Я прочел твои заметки на полях рукописи романа и повести. Все они справедливы и уместны, но меня обидел немного залихватский и чуть ли не злорадный тон этих записей. Ты порезвилась, Люда, а это нехорошо. Ты ведь знаешь, что литературные дела — главное в моей жизни и единственное, пожалуй. Я пишу очень старательно и с большим трудом, а в последний год с большим напряжением, потому что решил поломать свой стиль и отказаться от многих приемов, которыми в какой-то степени овладел, и истребить то, с чем освоился. Я знаю, что у меня пока не выходит, я со всеми твоими указаниями согласен, но иронизировать в таком случае не стал бы. В этих делах желательно быть таким же деликатным, как если ты обсуждаешь наружность чужого ребенка…
В Баку Довлатов не поехал, и с идеей стать резчиком по камню вскоре расстался. Но изображать из себя этакую незначительную персону не перестал. Летом 1968 года тяжело заболевшая писательница Вера Панова предложила Довлатову быть два-три раза в неделю ее секретарем. Она со своим мужем Давидом Яковлевичем Даром жила в Доме творчества. Сережа ездил к ним в Комарово и делился в письмах ко мне своими впечатлениями.
1968 год, Комарово
Дорогая!
Попытаюсь отнестись к твоей жизни мудро, хотя, разум, грубо говоря, не мой конек. Я хочу, чтобы ты была честной, осмотрительной и корыстной по отношению ко мне. Дни милого безумия прошли. Наступила эра планомерного умопомешательства.
Если уж сегодня не околею, это будет просто чудо. Вскочил я без пяти восемь, не жравши, с опухшим рылом, вниз бегом по эскалатору, вверх бегом по эскалатору… Электричка, песни под гитару. А в электричке все твердое, голова падает, ударяется. Одно утешение — читать будем «Историю рассказчика».
Дом творчества набит веселым, мохнатым зверьем с человеческими глазами. Среди писателей довольно часто попадаются однофамильцы великих людей. В частности, Шевченко и Белинский.
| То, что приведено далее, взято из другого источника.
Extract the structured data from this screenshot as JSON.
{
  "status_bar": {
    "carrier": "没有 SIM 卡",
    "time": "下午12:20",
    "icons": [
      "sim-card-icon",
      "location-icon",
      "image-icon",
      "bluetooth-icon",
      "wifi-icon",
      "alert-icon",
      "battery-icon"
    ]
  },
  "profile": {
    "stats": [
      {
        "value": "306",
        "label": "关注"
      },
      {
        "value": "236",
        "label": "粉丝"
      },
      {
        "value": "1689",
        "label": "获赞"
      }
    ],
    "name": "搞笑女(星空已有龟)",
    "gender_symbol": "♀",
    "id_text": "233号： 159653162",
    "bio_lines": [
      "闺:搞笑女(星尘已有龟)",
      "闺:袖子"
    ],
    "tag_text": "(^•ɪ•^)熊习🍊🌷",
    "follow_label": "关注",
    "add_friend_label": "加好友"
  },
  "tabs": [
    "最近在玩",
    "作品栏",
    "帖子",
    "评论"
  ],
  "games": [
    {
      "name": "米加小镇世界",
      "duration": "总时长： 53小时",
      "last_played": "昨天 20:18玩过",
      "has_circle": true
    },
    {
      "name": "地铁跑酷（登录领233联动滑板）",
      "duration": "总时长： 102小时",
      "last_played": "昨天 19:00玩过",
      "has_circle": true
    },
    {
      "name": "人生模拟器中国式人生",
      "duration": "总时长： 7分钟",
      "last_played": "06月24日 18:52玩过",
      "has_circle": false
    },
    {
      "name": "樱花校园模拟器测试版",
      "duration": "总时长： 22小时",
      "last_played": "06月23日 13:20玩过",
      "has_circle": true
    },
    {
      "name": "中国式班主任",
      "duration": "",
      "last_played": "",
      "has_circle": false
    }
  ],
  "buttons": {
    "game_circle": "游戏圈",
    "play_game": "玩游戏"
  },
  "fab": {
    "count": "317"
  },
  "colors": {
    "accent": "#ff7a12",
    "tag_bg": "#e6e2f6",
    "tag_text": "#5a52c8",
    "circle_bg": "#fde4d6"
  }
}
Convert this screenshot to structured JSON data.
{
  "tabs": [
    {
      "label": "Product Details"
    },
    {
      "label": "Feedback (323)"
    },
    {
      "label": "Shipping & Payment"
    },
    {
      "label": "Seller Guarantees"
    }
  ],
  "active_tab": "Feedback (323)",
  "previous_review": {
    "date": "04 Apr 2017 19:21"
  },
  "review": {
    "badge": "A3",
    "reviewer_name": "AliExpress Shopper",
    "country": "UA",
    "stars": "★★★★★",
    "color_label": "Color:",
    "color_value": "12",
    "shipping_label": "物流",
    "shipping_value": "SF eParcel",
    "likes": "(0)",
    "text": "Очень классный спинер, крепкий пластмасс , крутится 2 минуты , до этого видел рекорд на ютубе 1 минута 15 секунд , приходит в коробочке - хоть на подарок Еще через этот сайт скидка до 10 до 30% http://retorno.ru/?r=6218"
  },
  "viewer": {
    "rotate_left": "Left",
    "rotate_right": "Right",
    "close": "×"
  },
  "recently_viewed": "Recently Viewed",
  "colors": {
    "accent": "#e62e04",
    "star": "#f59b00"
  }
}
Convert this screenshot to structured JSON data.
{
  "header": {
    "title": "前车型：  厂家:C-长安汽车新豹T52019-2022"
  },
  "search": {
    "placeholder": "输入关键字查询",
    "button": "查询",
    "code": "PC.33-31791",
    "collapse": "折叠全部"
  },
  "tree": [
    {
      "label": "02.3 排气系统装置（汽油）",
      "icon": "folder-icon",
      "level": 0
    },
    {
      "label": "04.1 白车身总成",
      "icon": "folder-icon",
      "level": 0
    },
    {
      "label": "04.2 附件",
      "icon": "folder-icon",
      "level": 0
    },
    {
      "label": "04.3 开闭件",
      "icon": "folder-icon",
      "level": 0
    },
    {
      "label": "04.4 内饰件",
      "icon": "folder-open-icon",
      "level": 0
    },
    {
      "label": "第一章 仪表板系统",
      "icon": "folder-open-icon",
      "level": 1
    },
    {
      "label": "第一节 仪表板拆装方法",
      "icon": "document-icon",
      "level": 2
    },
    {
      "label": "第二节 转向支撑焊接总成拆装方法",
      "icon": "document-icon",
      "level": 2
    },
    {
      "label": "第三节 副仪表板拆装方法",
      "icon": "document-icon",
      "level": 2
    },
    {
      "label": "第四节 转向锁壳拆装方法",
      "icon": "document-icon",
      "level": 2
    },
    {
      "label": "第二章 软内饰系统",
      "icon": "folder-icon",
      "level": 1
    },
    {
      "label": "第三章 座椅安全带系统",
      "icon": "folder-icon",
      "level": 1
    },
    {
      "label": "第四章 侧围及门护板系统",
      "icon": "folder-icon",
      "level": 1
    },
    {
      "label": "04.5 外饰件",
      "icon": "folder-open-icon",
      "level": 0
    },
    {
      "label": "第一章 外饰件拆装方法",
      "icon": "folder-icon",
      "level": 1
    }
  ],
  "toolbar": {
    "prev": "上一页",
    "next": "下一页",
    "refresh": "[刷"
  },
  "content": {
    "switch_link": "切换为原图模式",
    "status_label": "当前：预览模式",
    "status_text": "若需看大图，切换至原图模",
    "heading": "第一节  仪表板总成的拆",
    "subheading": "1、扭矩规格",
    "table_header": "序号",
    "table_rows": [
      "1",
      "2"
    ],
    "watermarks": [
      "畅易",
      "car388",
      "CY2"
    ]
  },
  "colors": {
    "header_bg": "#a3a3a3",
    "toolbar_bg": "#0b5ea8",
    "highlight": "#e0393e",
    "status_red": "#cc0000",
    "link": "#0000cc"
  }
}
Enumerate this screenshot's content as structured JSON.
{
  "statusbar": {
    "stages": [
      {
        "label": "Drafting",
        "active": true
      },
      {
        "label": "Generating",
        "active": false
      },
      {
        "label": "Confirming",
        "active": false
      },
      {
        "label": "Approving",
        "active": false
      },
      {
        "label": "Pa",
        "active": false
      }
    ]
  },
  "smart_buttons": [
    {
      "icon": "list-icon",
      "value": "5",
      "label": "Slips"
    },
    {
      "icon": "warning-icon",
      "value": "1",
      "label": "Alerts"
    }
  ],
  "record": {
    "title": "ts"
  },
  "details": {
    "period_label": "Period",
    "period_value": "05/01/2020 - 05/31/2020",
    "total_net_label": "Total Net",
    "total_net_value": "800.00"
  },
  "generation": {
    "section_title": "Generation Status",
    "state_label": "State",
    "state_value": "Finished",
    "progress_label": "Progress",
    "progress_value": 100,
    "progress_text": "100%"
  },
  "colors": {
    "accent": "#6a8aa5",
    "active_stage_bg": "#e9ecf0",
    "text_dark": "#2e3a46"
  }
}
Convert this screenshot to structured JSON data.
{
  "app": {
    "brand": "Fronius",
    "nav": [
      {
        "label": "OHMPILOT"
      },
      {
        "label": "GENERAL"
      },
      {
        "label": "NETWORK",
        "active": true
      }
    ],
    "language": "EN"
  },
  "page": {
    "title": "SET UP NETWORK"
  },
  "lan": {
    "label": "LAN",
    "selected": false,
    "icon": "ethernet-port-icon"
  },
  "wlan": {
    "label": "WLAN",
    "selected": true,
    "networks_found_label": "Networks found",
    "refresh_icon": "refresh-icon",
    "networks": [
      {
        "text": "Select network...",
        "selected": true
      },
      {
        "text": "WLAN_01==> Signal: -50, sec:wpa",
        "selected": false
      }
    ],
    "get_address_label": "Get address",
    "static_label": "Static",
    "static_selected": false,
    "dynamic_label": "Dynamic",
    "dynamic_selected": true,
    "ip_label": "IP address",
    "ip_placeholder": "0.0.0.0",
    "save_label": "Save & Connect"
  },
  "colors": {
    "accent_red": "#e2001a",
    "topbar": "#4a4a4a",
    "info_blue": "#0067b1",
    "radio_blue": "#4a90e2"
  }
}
Мне нестерпимо захотелось взглянуть на писателя по фамилии Белинский, и я зашел к нему как бы за спичками. Белинский оказался довольно вялым евреем с бежевыми встревоженными ушами. Между Пановой и Даром происходят такие прелестные дискуссии.
Дар: «Все-таки Хемингуэй в романе „Прощай, оружие“ очень далеко плюнул».
Панова (): «Однако „Войны и мира“ он не переплюнул».
Дар (): «Это верно. Но тем не менее он очень далеко плюнул».
Я (): «п?№%=!=!§!»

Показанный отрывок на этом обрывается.